As noted above, aloe vera, which is not a succulent but can be miscategorized as such, is poisonous. If your cat eats an aloe plant, it can cause severe gastrointestinal upset and may require medical intervention.
Other Toxic Plants
It’s also worth noting that while succulents are usually safe to keep around cats, there are houseplants that can be deadly. Lilies are highly poisonous to cats, including daylilies, Asiatic lilies, tiger lilies, and any plant in the Lilium genus.
Other plants pet parents should watch out for include azaleas, rhododendrons, and sago palms.

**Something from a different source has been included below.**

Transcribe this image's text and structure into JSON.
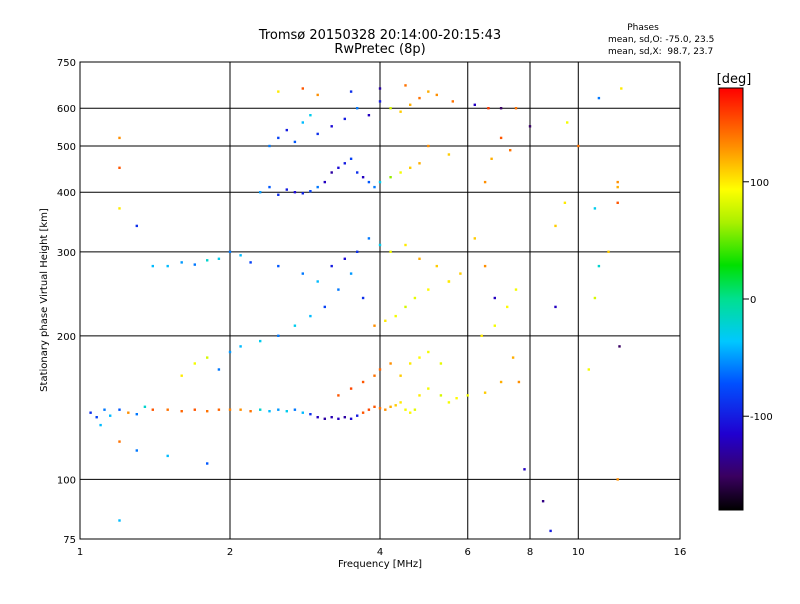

“I have seen little table-size sago palms, which can cause liver failure and neurological issues if a cat eats them,” Dr. Schmid says. “They should be avoided if you have cats in your home.”
Succulents and Cats: Expert Tips to Protect Your Pet
If your goal is to prevent your cat from chewing on your succulents, there are some ways to keep them (and your plants!) safe.
“Keeping succulents up and out of [your cat’s] reach is ideal,” Dr. Schmid says. “I know there are sprays that are supposed to deter your cat, but I don’t know if they work in the manner advertised. Keeping the plants in a room or area the cat does not have ready access to is the best approach.”
If you suspect your cat is experiencing symptoms of stomach upset after eating a succulent, Dr. Schmid recommends waiting to see if the symptoms pass. There are a variety of reasons why a cat may throw up food, so it is important to pay attention to frequency and contact your veterinarian if there’s cause for concern.
“I usually say if your cat has more than two or three episodes of vomiting or two or three episodes of diarrhea, then she should probably go into a veterinarian,” she says. If your cat doesn’t eat for several days, that is an emergency, and she should immediately see a veterinarian.